# # Exterior Distance

Formalizes the dwell gradient idea, in that closeness of dwell bands is related to closeness to the boundary of the set. In Heinz-Otto Peitgen and Dietmar Saupe’s “The Science of Fractal Images” (1988) Appendix D, Yuval Fisher bounds the distance $$d(c, M)$$ between a point $$c$$ outside $$M$$ and $$M$$ itself by:

$\frac{\sinh G(c)}{2 e^{G(c)} \left|\frac{d}{dc}G(c)\right|} < d(c, M) < \frac{2 \sinh G(c)}{\left|\frac{d}{dc}G(c)\right|}$

where $$G(c)$$ is the potential of the point $$c$$. The upper bound can be approximated by using a large escape radius; for escaped $$z$$:

$d = 2 \frac{\left|z\right| \log \left|z\right|} {\left|\frac{\partial}{\partial c}z\right|}$

There is a point in the Mandelbrot set within $$d$$. No point in the Mandelbrot set is within $$\frac{d}{4}$$. Compare with pixel spacing to know if the Mandelbrot set might intersect a pixel.

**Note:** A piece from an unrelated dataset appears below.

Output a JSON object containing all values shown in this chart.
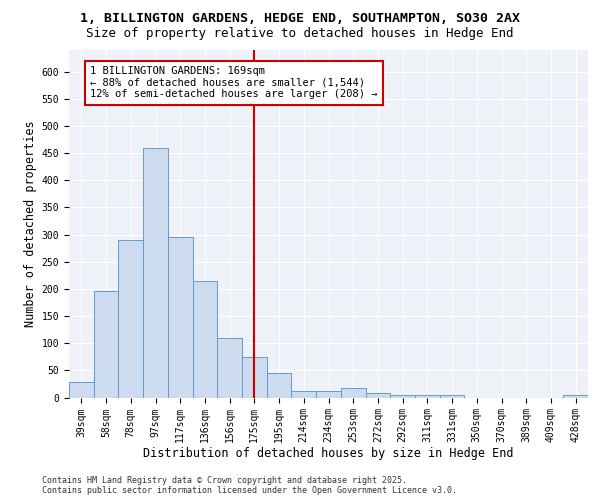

A complex-valued distance estimate (with directional information) can be calculated by:

$d = 2 \frac{z \log \left|z\right|}{\frac{\partial}{\partial c}z}$

Distance estimation (2010) and Circular wavefronts (2010) use distance estimates to give progressively finer approximations to the exterior, while Adaptive super-sampling using distance estimate (2014) describes an adaptive supersampling method.

## # 1 C99 Code

#include <complex.h>
#include <math.h>

double _Complex m_exterior_distance
(int N, double R, double _Complex c)
{
double _Complex z = 0;
double _Complex dc = 0;
for (int n = 0; n < N; ++n)
{
if (cabs(z) > R)
return 2 * z * log(cabs(z)) / dc;
dc = 2 * z * dc + 1;
z = z * z + c;
}
return 0;
}